117. Which order correctly represents the leaving-group ability of halide ions in nucleophilic substitution reactions?
ⓐ. \( I^- > Br^- > Cl^- > F^- \)
ⓑ. \( F^- > Cl^- > Br^- > I^- \)
ⓒ. \( Br^- > I^- > Cl^- > F^- \)
ⓓ. \( Cl^- > Br^- > I^- > F^- \)
Correct Answer: \( I^- > Br^- > Cl^- > F^- \)
Explanation: A better leaving group is one that can depart more easily and exist more stably after bond cleavage. Iodide ion is the best leaving group among the halides listed, while fluoride is the poorest. This trend matches the weakening of the \( C-X \) bond from \( C-F \) to \( C-I \). So the correct leaving-group order is \( I^- > Br^- > Cl^- > F^- \).
118. Which statement best explains why alkyl fluorides are generally less reactive than alkyl iodides in nucleophilic substitution?
ⓐ. Fluorine is less electronegative than iodine.
ⓑ. Alkyl fluorides contain an ionic \( C-F \) bond.
ⓒ. The \( C-F \) bond is strong and \( F^- \) leaves poorly.
ⓓ. Iodine forms a shorter bond with carbon than fluorine.
Correct Answer: The \( C-F \) bond is strong and \( F^- \) leaves poorly.
Explanation: Two related factors control this comparison.

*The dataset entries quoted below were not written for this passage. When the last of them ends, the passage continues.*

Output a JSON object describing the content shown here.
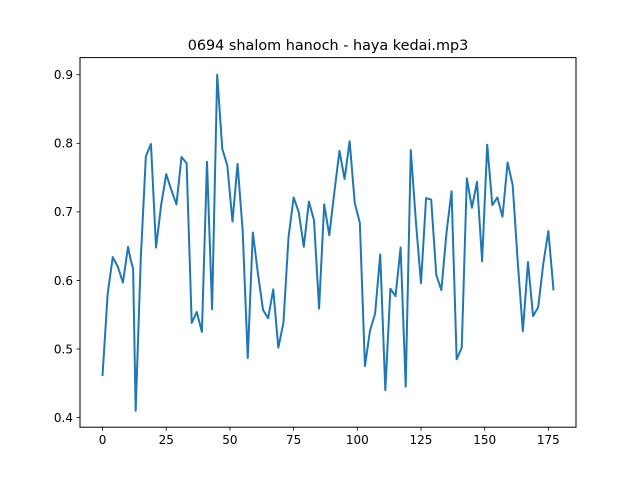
{
  "chart_data": {
    "type": "line",
    "title": "0694 shalom hanoch - haya kedai.mp3",
    "xlabel": "",
    "ylabel": "",
    "xlim": [
      -8.85,
      185.85
    ],
    "ylim": [
      0.386,
      0.925
    ],
    "xticks": [
      0,
      25,
      50,
      75,
      100,
      125,
      150,
      175
    ],
    "yticks": [
      0.4,
      0.5,
      0.6,
      0.7,
      0.8,
      0.9
    ],
    "ytick_labels": [
      "0.4",
      "0.5",
      "0.6",
      "0.7",
      "0.8",
      "0.9"
    ],
    "grid": false,
    "series": [
      {
        "color": "#1f77b4",
        "x": [
          0,
          2,
          4,
          6,
          8,
          10,
          11,
          12,
          13,
          15,
          17,
          19,
          21,
          23,
          25,
          27,
          29,
          31,
          33,
          35,
          37,
          39,
          41,
          43,
          45,
          47,
          49,
          51,
          53,
          55,
          57,
          59,
          61,
          63,
          65,
          67,
          69,
          71,
          73,
          75,
          77,
          79,
          81,
          83,
          85,
          87,
          89,
          91,
          93,
          95,
          97,
          99,
          101,
          103,
          105,
          107,
          109,
          111,
          113,
          115,
          117,
          119,
          121,
          123,
          125,
          127,
          129,
          131,
          133,
          135,
          137,
          139,
          141,
          143,
          145,
          147,
          149,
          151,
          153,
          155,
          157,
          159,
          161,
          163,
          165,
          167,
          169,
          171,
          173,
          175,
          177
        ],
        "y": [
          0.462,
          0.58,
          0.634,
          0.62,
          0.597,
          0.649,
          0.631,
          0.617,
          0.41,
          0.631,
          0.781,
          0.799,
          0.648,
          0.71,
          0.755,
          0.732,
          0.711,
          0.78,
          0.771,
          0.538,
          0.554,
          0.525,
          0.773,
          0.558,
          0.9,
          0.792,
          0.767,
          0.686,
          0.77,
          0.673,
          0.487,
          0.67,
          0.61,
          0.557,
          0.545,
          0.587,
          0.502,
          0.538,
          0.663,
          0.721,
          0.7,
          0.649,
          0.715,
          0.688,
          0.559,
          0.711,
          0.666,
          0.729,
          0.789,
          0.748,
          0.803,
          0.713,
          0.684,
          0.475,
          0.527,
          0.552,
          0.638,
          0.44,
          0.588,
          0.577,
          0.648,
          0.445,
          0.79,
          0.686,
          0.596,
          0.72,
          0.718,
          0.608,
          0.586,
          0.669,
          0.73,
          0.485,
          0.502,
          0.749,
          0.706,
          0.744,
          0.628,
          0.798,
          0.71,
          0.721,
          0.693,
          0.772,
          0.739,
          0.626,
          0.526,
          0.627,
          0.548,
          0.561,
          0.624,
          0.672,
          0.587
        ]
      }
    ]
  }
}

The \( C-F \) bond is very strong, so it is difficult to break during substitution. In addition, \( F^- \) is a poor leaving group compared with \( I^- \). Because alkyl iodides have a weaker bond and a better leaving group, they react more readily.

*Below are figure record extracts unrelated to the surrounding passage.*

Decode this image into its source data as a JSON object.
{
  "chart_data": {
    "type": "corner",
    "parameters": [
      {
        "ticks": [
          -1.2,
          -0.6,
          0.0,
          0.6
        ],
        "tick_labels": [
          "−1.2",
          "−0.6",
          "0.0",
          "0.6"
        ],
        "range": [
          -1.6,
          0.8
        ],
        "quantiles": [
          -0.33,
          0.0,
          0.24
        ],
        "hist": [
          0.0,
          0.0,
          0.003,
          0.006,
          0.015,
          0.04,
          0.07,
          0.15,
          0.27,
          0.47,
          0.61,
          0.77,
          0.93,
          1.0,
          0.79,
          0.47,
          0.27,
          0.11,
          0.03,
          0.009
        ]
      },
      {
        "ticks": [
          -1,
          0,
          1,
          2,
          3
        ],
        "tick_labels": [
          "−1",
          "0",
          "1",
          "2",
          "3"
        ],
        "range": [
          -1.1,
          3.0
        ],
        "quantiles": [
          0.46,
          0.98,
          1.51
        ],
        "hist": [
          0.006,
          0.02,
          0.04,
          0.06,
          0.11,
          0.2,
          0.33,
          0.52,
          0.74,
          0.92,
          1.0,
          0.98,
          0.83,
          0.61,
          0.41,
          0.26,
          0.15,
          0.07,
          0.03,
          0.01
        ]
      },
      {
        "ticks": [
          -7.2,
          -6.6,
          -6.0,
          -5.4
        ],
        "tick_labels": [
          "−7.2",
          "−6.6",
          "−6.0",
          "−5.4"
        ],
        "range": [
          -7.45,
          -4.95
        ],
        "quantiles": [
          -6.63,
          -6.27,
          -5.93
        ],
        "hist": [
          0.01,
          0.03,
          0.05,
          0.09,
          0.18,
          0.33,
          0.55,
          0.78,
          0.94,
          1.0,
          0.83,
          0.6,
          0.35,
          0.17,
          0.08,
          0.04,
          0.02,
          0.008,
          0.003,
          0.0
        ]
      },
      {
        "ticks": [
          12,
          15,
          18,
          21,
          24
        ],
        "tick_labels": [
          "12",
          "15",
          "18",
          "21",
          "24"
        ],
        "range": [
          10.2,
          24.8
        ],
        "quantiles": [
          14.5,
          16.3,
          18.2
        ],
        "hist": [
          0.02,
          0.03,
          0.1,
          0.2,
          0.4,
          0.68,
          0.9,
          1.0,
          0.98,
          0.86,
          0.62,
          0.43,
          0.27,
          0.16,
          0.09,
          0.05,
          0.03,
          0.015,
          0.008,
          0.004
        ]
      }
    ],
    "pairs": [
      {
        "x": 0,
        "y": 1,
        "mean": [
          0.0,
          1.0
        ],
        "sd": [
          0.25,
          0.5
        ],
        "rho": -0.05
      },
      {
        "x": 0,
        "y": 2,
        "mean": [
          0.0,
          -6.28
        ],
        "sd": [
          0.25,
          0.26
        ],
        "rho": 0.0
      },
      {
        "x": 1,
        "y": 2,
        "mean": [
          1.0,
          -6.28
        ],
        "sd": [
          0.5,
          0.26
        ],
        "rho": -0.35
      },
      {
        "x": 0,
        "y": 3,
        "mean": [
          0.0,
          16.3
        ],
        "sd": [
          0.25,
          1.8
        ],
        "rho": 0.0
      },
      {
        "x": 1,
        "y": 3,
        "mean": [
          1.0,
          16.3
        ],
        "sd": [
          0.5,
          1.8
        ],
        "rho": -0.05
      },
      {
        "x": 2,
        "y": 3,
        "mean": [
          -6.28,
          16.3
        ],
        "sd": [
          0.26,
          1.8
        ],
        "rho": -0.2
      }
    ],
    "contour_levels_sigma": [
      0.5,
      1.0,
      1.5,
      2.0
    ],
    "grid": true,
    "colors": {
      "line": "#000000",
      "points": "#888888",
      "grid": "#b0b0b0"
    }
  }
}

119. Which one of the following halide ions is the poorest leaving group?
ⓐ. \( I^- \)
ⓑ. \( F^- \)
ⓒ. \( Br^- \)
ⓓ. \( Cl^- \)
Correct Answer: \( F^- \)
Explanation: A poor leaving group resists departure from the carbon atom during substitution. Fluoride ion is the poorest leaving group among the common halides because the \( C-F \) bond is very strong and difficult to cleave. Iodide leaves most easily, followed by bromide and chloride. So \( F^- \) is the least effective leaving group in this series.
120. Which pair correctly matches bond-strength trend and leaving-group trend for alkyl halides?
ⓐ. Bond strength: \( C-I > C-Br > C-Cl > C-F \); Leaving group: \( F^- > Cl^- > Br^- > I^- \)
ⓑ. Bond strength: \( C-F > C-Cl > C-Br > C-I \); Leaving group: \( F^- > Cl^- > Br^- > I^- \)
ⓒ. Bond strength: \( C-F < C-Cl < C-Br Cl^- > Br^- > F^- \)
ⓓ. Bond strength: \( C-F > C-Cl > C-Br > C-I \); Leaving group: \( I^- > Br^- > Cl^- > F^- \)
Correct Answer: Bond strength: \( C-F > C-Cl > C-Br > C-I \); Leaving group: \( I^- > Br^- > Cl^- > F^- \)
Explanation: The carbon-halogen bond becomes weaker as the size of the halogen increases from fluorine to iodine. So the bond-strength order is \( C-F > C-Cl > C-Br > C-I \). At the same time, leaving-group ability improves in the opposite direction, giving \( I^- > Br^- > Cl^- > F^- \). Keeping these two trends separate helps avoid a very common confusion.